Columbia University, New York, NY, 10032, USA.
Eur Neuropsychopharmacol. 2020 Nov;40:85-98. doi: 10.1016/j.euroneuro.2020.06.005. Epub 2020 Aug 7.
The present study aimed to identify pathways to suicidal behavior in late life that can guide identification of those most at risk and improve treatment. In a longitudinal study of late-life depression, we prospectively assessed risk factors specifically associated with fatal and near-fatal as compared to less lethal suicidal behavior. We enrolled 401 participants (age 66+9.9): 311 with unipolar non-psychotic depression and 90 non-psychiatric controls. The median follow-up was 5.4 years. Results indicated that history of suicide attempt predicted a two-fold increase in the risk of dying from natural causes. In univariate models, male gender, higher income, current depression and current and worst lifetime suicidal ideation severity, cognitive control deficits, and low levels of non-planning impulsivity predicted fatal and near-fatal suicidal behavior. In contrast, incident less lethal suicidal behavior was mostly associated with maladaptive personality traits, impulsivity, and severity of psychiatric illness in univariate models. In multipredictor models, male gender, worst lifetime suicidal ideation, and deficits in cognitive control independently predicted fatal/near-fatal suicidal behavior, while introversion, history of suicide attempt, and earlier age of onset of depression predicted less lethal suicidal behavior. While clinicians may be familiar with suicide risk factors identified in younger samples such as dysfunctional personality, impulsivity, and co-morbid substance use, in late life these characteristics only pertain to lower-lethality suicidal behavior. Cognitive control deficits, which likely play a greater role in old age, predict serious suicidal behavior.

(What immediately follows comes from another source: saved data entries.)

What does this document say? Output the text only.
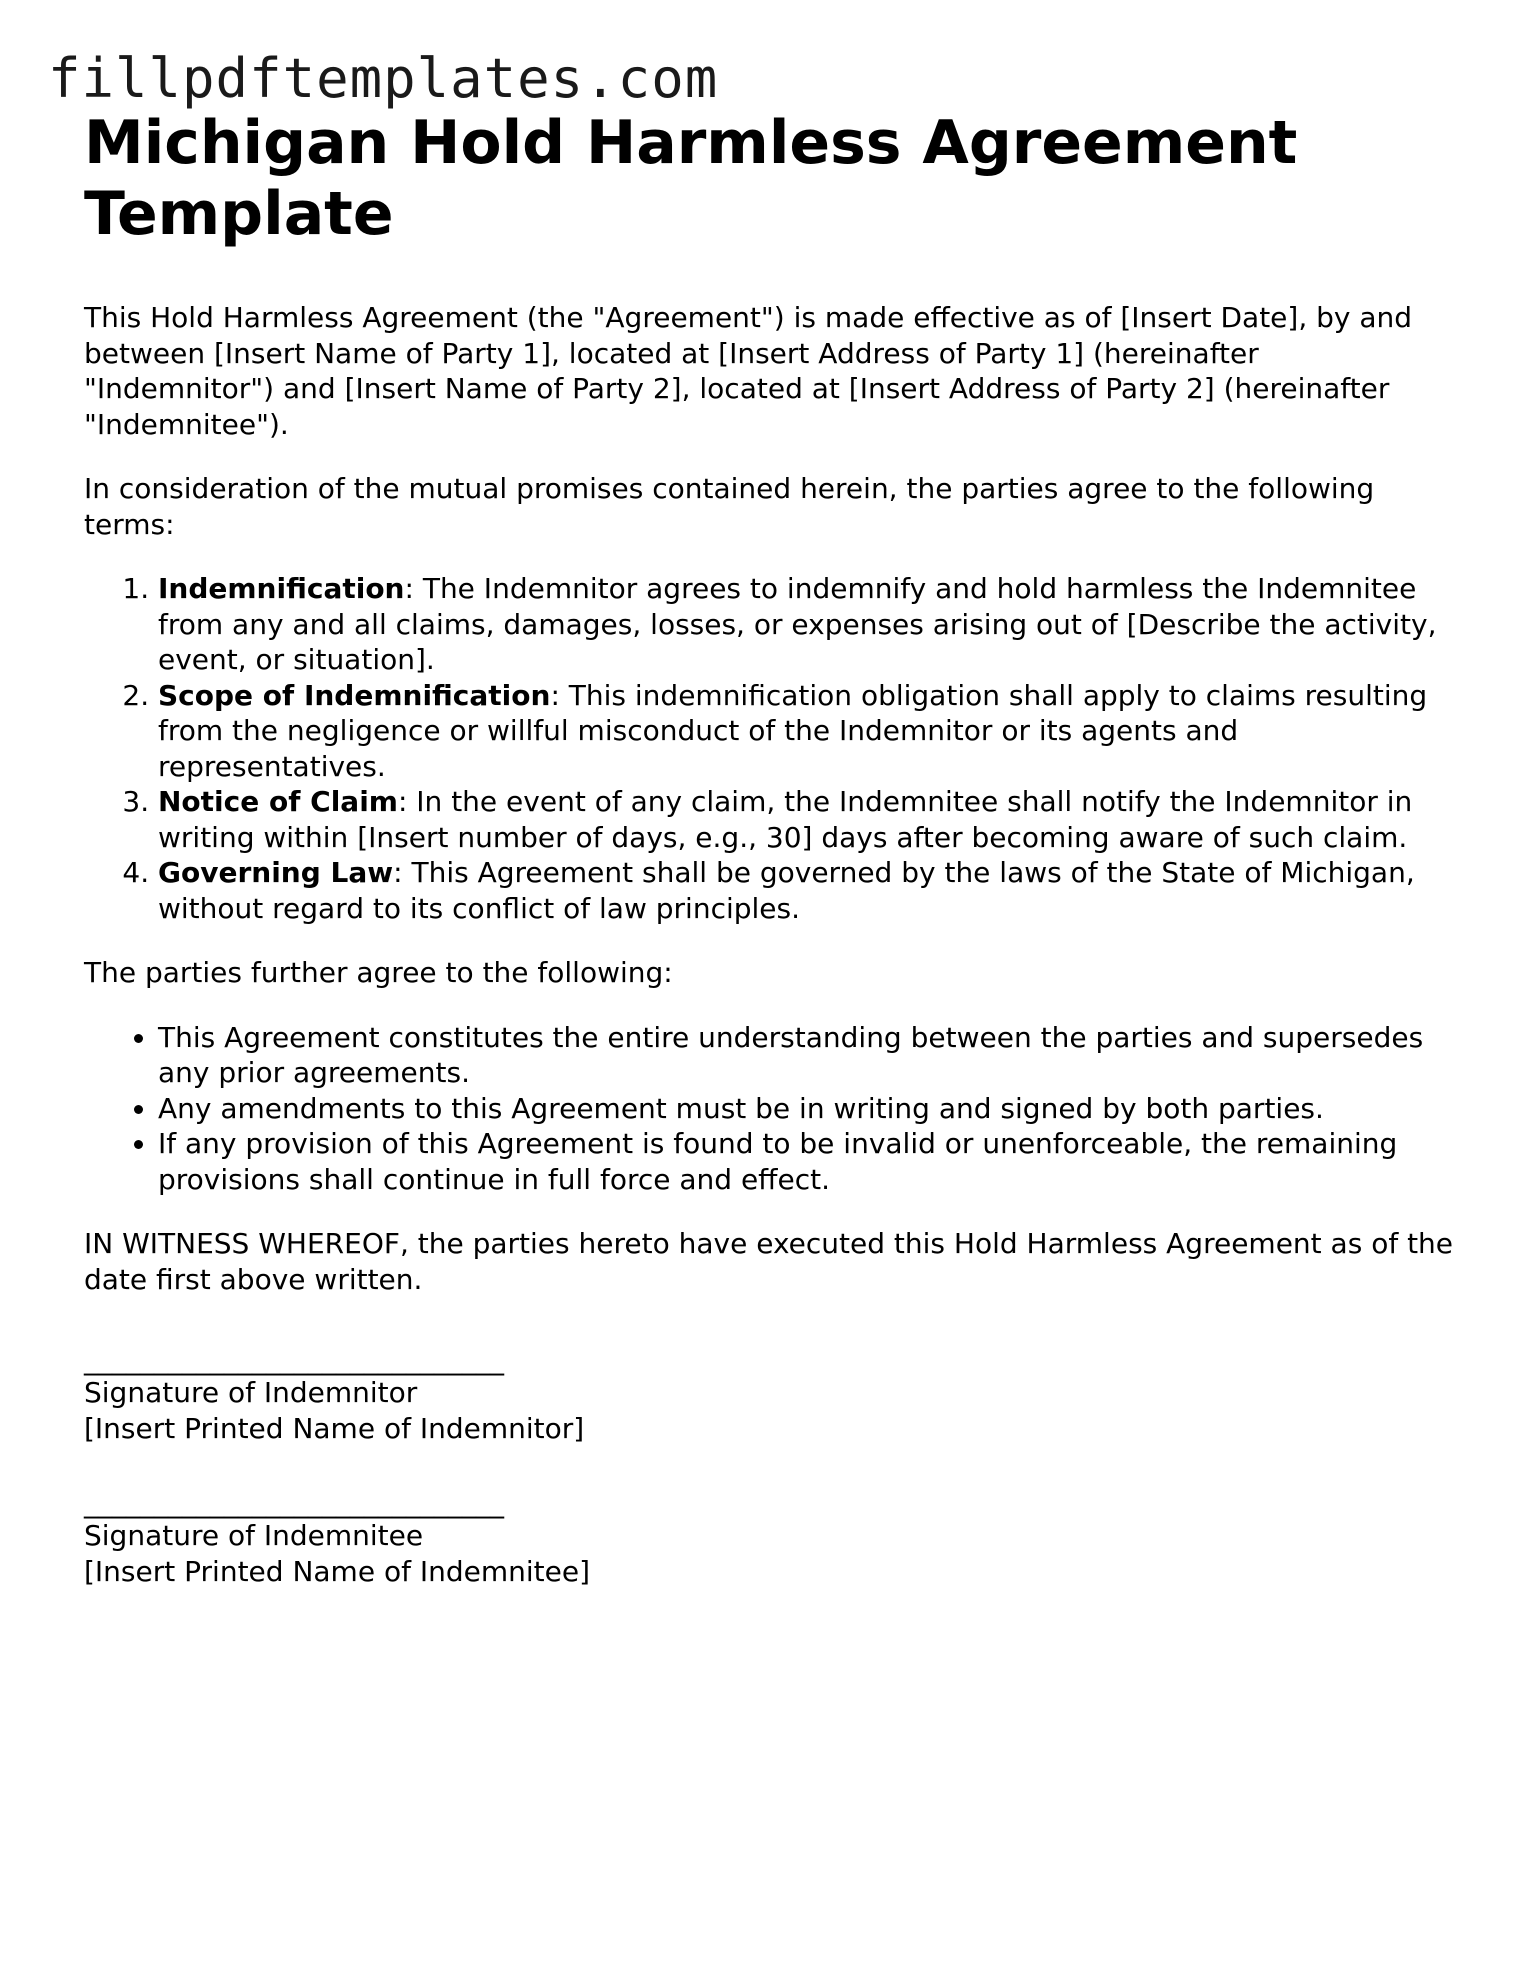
fillpdftemplates.com
Michigan Hold Harmless Agreement Template

This Hold Harmless Agreement (the "Agreement") is made effective as of [Insert Date], by and between [Insert Name of Party 1], located at [Insert Address of Party 1] (hereinafter "Indemnitor") and [Insert Name of Party 2], located at [Insert Address of Party 2] (hereinafter "Indemnitee").

In consideration of the mutual promises contained herein, the parties agree to the following terms:

1. Indemnification: The Indemnitor agrees to indemnify and hold harmless the Indemnitee from any and all claims, damages, losses, or expenses arising out of [Describe the activity, event, or situation].
2. Scope of Indemnification: This indemnification obligation shall apply to claims resulting from the negligence or willful misconduct of the Indemnitor or its agents and representatives.
3. Notice of Claim: In the event of any claim, the Indemnitee shall notify the Indemnitor in writing within [Insert number of days, e.g., 30] days after becoming aware of such claim.
4. Governing Law: This Agreement shall be governed by the laws of the State of Michigan, without regard to its conflict of law principles.

The parties further agree to the following:

• This Agreement constitutes the entire understanding between the parties and supersedes any prior agreements.
• Any amendments to this Agreement must be in writing and signed by both parties.
• If any provision of this Agreement is found to be invalid or unenforceable, the remaining provisions shall continue in full force and effect.

IN WITNESS WHEREOF, the parties hereto have executed this Hold Harmless Agreement as of the date first above written.

______________________________

Signature of Indemnitor

[Insert Printed Name of Indemnitor]

______________________________

Signature of Indemnitee

[Insert Printed Name of Indemnitee]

本研究旨在确定与老年人自杀行为相关的途径,以便能够识别出高危人群并改善治疗效果。在一项针对老年抑郁症的纵向研究中,我们前瞻性地评估了与致命和接近致命自杀行为相关的特定风险因素,而非较轻的自杀行为。我们共纳入了 401 名参与者(年龄 66+9.9 岁):311 名患有单相非精神病性抑郁症,90 名非精神科对照组。中位随访时间为 5.4 年。结果表明,自杀未遂史预示着自然原因死亡风险增加一倍。在单变量模型中,男性、较高的收入、当前的抑郁状态、当前和最严重的终生自杀意念严重程度、认知控制缺陷以及较低水平的非计划性冲动与致命和接近致命的自杀行为相关。相比之下,单变量模型中,新发生的非致命性自杀行为主要与适应不良的人格特质、冲动和精神疾病的严重程度相关。在多变量预测模型中,男性、最严重的终生自杀意念以及认知控制缺陷独立地预测了致命/接近致命的自杀行为,而内向性格、自杀未遂史和抑郁发病年龄较早则预测了非致命性自杀行为。虽然临床医生可能熟悉在年轻人群中识别出的自杀风险因素,如功能失调的人格、冲动和共病物质使用,但在老年人群中,这些特征仅与较低致命性自杀行为相关。认知控制缺陷在老年人群中可能发挥更大的作用,与严重自杀行为相关。